Als proeuropäische Kräfte im November in Moldawien siegten, reichte ihr Sieg nur knapp aus. Möglicherweise steckte eine konzertierte russische Einflusskampagne dahinter.
In Moldawien hat sich eine neue Regierung gebildet. Die Anfang November wiedergewählte pro-europäische Präsidentin Maia Sandu hat nur die für Inneres, Landwirtschaft und Infrastruktur zuständigen Minister ersetzt.
Innenminister Adrian Efros hatte zuvor seinen Rücktritt angekündigt, nachdem bekannt wurde, dass Moskau Aktivisten und Hacker eingesetzt hatte, um in die Wahlen einzugreifen.
Im Sommer wirkte Maia Sandus Führung zuversichtlich und alle erwarteten ein starkes Ja-Votum beim EU-Beitrittsreferendum. In beiden Fällen war der Vorsprung der prowestlichen Kräfte auf einen Sieg gering.
Die meisten jungen Menschen in Moldawien stimmen Europa zu, aber warum haben dann 49 % der Bevölkerung gegen die EU gestimmt? Internationale Beobachter sagen, die Antwort liege in Russland und seinem annektierten Staat, der abtrünnigen Republik Transnistrien.
Transnistrien, eine sowjetische Enklave
Die Grenze, die Moldawien in zwei Teile teilt, wird von der internationalen Gemeinschaft nicht anerkannt, obwohl sie seit 34 Jahren besteht. Die Transnistrische Republik hat ihre eigene Währung, Nummernschilder und natürlich eine eigene Flagge. In der Hauptstadt Tiraspol steht seit dem Zerfall der Sowjetunion die Zeit still. Die Monochromie der Lenin- und Marx-Denkmäler wird nur durch eine Statue von Harry Potter durchbrochen.

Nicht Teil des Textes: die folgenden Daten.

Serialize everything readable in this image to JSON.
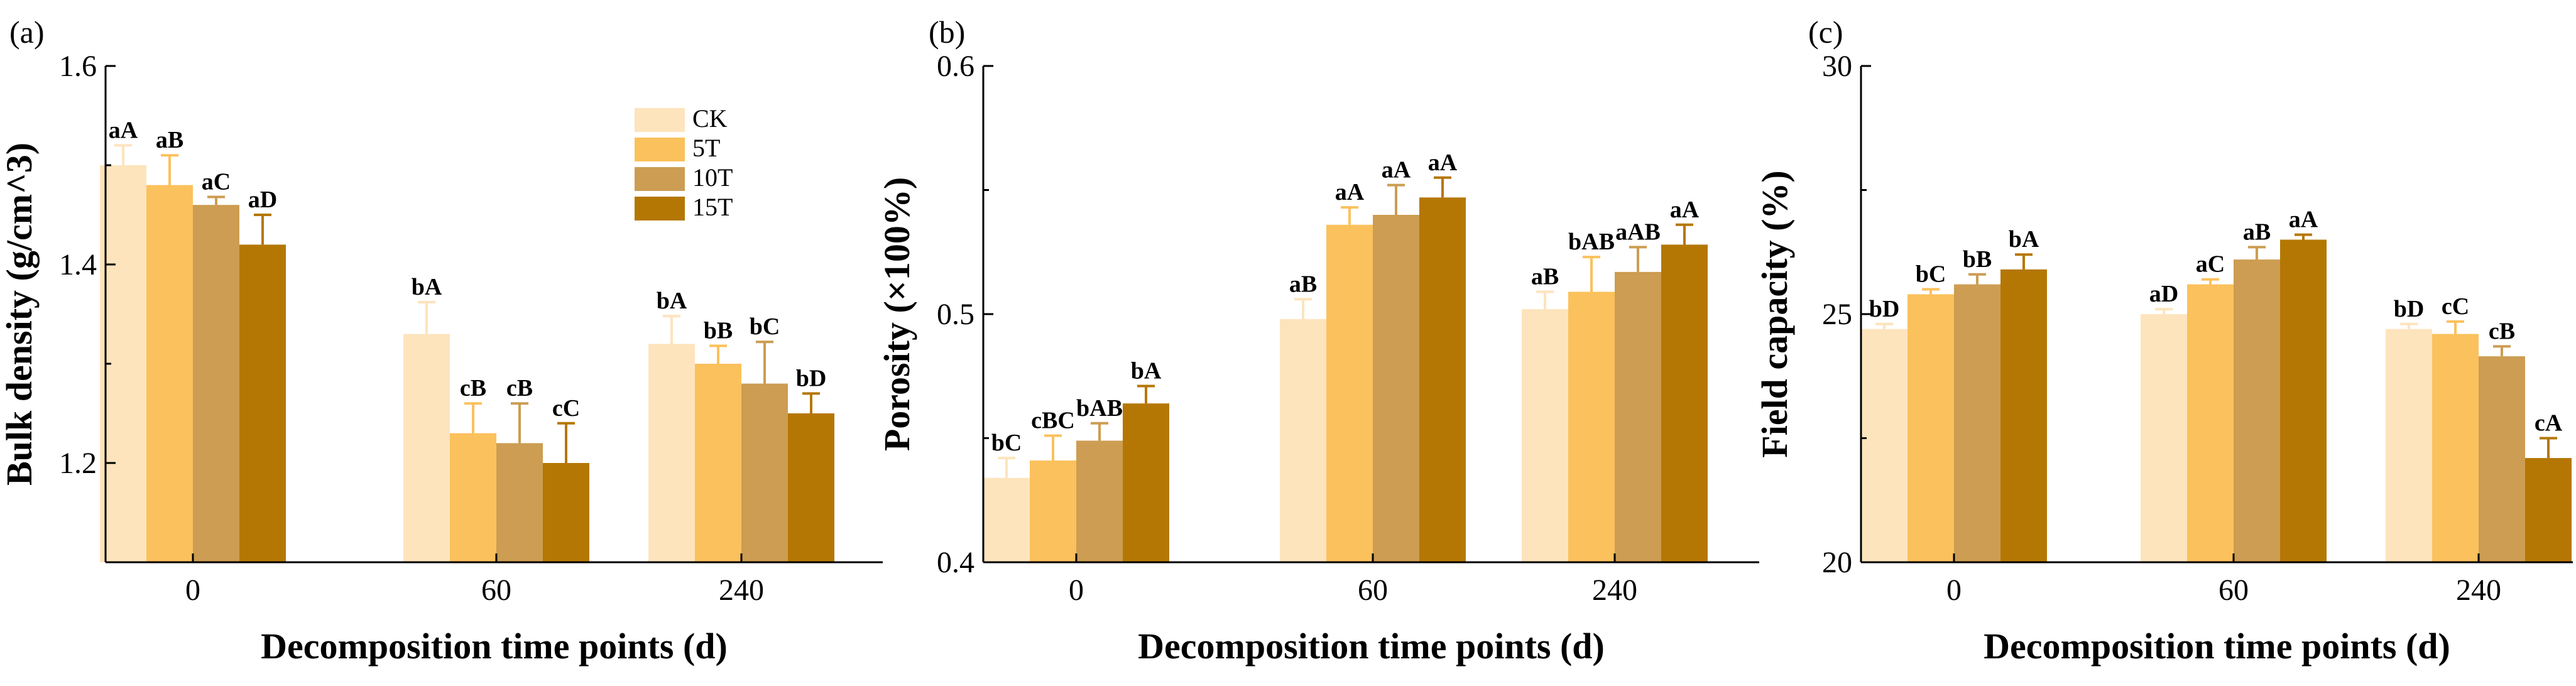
{
  "series_colors": {
    "CK": "#fde4bd",
    "5T": "#fbc15c",
    "10T": "#cc9d52",
    "15T": "#b57704"
  },
  "legend": [
    "CK",
    "5T",
    "10T",
    "15T"
  ],
  "chart_data": [
    {
      "panel": "(a)",
      "type": "bar",
      "title": "",
      "xlabel": "Decomposition time points (d)",
      "ylabel": "Bulk density (g/cm^3)",
      "categories": [
        "0",
        "60",
        "240"
      ],
      "ylim": [
        1.1,
        1.6
      ],
      "yticks": [
        "1.2",
        "1.4",
        "1.6"
      ],
      "ytick_values": [
        1.2,
        1.4,
        1.6
      ],
      "legend_position": "top-right",
      "series": [
        {
          "name": "CK",
          "values": [
            1.5,
            1.33,
            1.32
          ],
          "errors": [
            0.02,
            0.032,
            0.028
          ],
          "labels": [
            "aA",
            "bA",
            "bA"
          ]
        },
        {
          "name": "5T",
          "values": [
            1.48,
            1.23,
            1.3
          ],
          "errors": [
            0.03,
            0.03,
            0.018
          ],
          "labels": [
            "aB",
            "cB",
            "bB"
          ]
        },
        {
          "name": "10T",
          "values": [
            1.46,
            1.22,
            1.28
          ],
          "errors": [
            0.008,
            0.04,
            0.042
          ],
          "labels": [
            "aC",
            "cB",
            "bC"
          ]
        },
        {
          "name": "15T",
          "values": [
            1.42,
            1.2,
            1.25
          ],
          "errors": [
            0.03,
            0.04,
            0.02
          ],
          "labels": [
            "aD",
            "cC",
            "bD"
          ]
        }
      ]
    },
    {
      "panel": "(b)",
      "type": "bar",
      "title": "",
      "xlabel": "Decomposition time points (d)",
      "ylabel": "Porosity (×100%)",
      "categories": [
        "0",
        "60",
        "240"
      ],
      "ylim": [
        0.4,
        0.6
      ],
      "yticks": [
        "0.4",
        "0.5",
        "0.6"
      ],
      "ytick_values": [
        0.4,
        0.5,
        0.6
      ],
      "series": [
        {
          "name": "CK",
          "values": [
            0.434,
            0.498,
            0.502
          ],
          "errors": [
            0.008,
            0.008,
            0.007
          ],
          "labels": [
            "bC",
            "aB",
            "aB"
          ]
        },
        {
          "name": "5T",
          "values": [
            0.441,
            0.536,
            0.509
          ],
          "errors": [
            0.01,
            0.007,
            0.014
          ],
          "labels": [
            "cBC",
            "aA",
            "bAB"
          ]
        },
        {
          "name": "10T",
          "values": [
            0.449,
            0.54,
            0.517
          ],
          "errors": [
            0.007,
            0.012,
            0.01
          ],
          "labels": [
            "bAB",
            "aA",
            "aAB"
          ]
        },
        {
          "name": "15T",
          "values": [
            0.464,
            0.547,
            0.528
          ],
          "errors": [
            0.007,
            0.008,
            0.008
          ],
          "labels": [
            "bA",
            "aA",
            "aA"
          ]
        }
      ]
    },
    {
      "panel": "(c)",
      "type": "bar",
      "title": "",
      "xlabel": "Decomposition time points (d)",
      "ylabel": "Field capacity (%)",
      "categories": [
        "0",
        "60",
        "240"
      ],
      "ylim": [
        20,
        30
      ],
      "yticks": [
        "20",
        "25",
        "30"
      ],
      "ytick_values": [
        20,
        25,
        30
      ],
      "series": [
        {
          "name": "CK",
          "values": [
            24.7,
            25.0,
            24.7
          ],
          "errors": [
            0.1,
            0.1,
            0.1
          ],
          "labels": [
            "bD",
            "aD",
            "bD"
          ]
        },
        {
          "name": "5T",
          "values": [
            25.4,
            25.6,
            24.6
          ],
          "errors": [
            0.1,
            0.1,
            0.25
          ],
          "labels": [
            "bC",
            "aC",
            "cC"
          ]
        },
        {
          "name": "10T",
          "values": [
            25.6,
            26.1,
            24.15
          ],
          "errors": [
            0.2,
            0.25,
            0.2
          ],
          "labels": [
            "bB",
            "aB",
            "cB"
          ]
        },
        {
          "name": "15T",
          "values": [
            25.9,
            26.5,
            22.1
          ],
          "errors": [
            0.3,
            0.1,
            0.4
          ],
          "labels": [
            "bA",
            "aA",
            "cA"
          ]
        }
      ]
    }
  ]
}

2.000 in Transnistrien stationierte russische Soldaten sorgen dafür, dass alles nach den Wünschen Moskaus abläuft. Aus diesem Grund kann der russische Einmarsch in die Ukraine in diesem Teil Moldawiens nur als Verteidigungskrieg oder als militärische Sonderoperation bezeichnet werden. Wer sich gegen den Krieg ausspricht, landet oft hinter Gittern.
Harte Bedingungen
So erging es Viktor Plescanov, dem bekanntesten politischen Gefangenen des Landes. Im Jahr 2022 hängte der 50-jährige Ingenieur eine ukrainische Flagge auf seine Terrasse und postete in seinen sozialen Medien „Freiheit für die Ukraine“, nur um kurz darauf von den Behörden zur Rede gestellt zu werden.
Im September 2022 wurde er wegen Terrorismusvorwürfen ohne Gerichtsverfahren zu drei Jahren und zwei Monaten Gefängnis verurteilt.
„Die Bedingungen im Gefängnis waren höllisch. Es war wie im 19. Jahrhundert. Das ist nicht Europa“, erklärte Viktor, der irgendwann aufgab und einen Selbstmordversuch unternahm. Außerdem zeigte er auf seinem Arm genau an, wo er versucht hatte, seine Handgelenke aufzuschlitzen.
Währenddessen reiste seine Frau Oxana von Botschaft zu Botschaft, um Unterstützer zu rekrutieren und der Welt Viktor Plescanovs Geschichte zu erzählen.
Schließlich begnadigte der transnistrische Führer Vadim Krasnozelsky auf Druck der OSZE und des US-Botschafters in Chisinau Plescanov.
Doch Dutzende politische Gefangene bleiben in den Gefängnissen von Tiraspol. Dies könnte ein ernsthaftes Hindernis für den EU-Beitritt Moldawiens darstellen, denn wenn sich die Moldawier dem Integrationsprozess anschließen würden, würden russische und ukrainische Separatisten mitkommen, was Brüssel am liebsten vermeiden würde.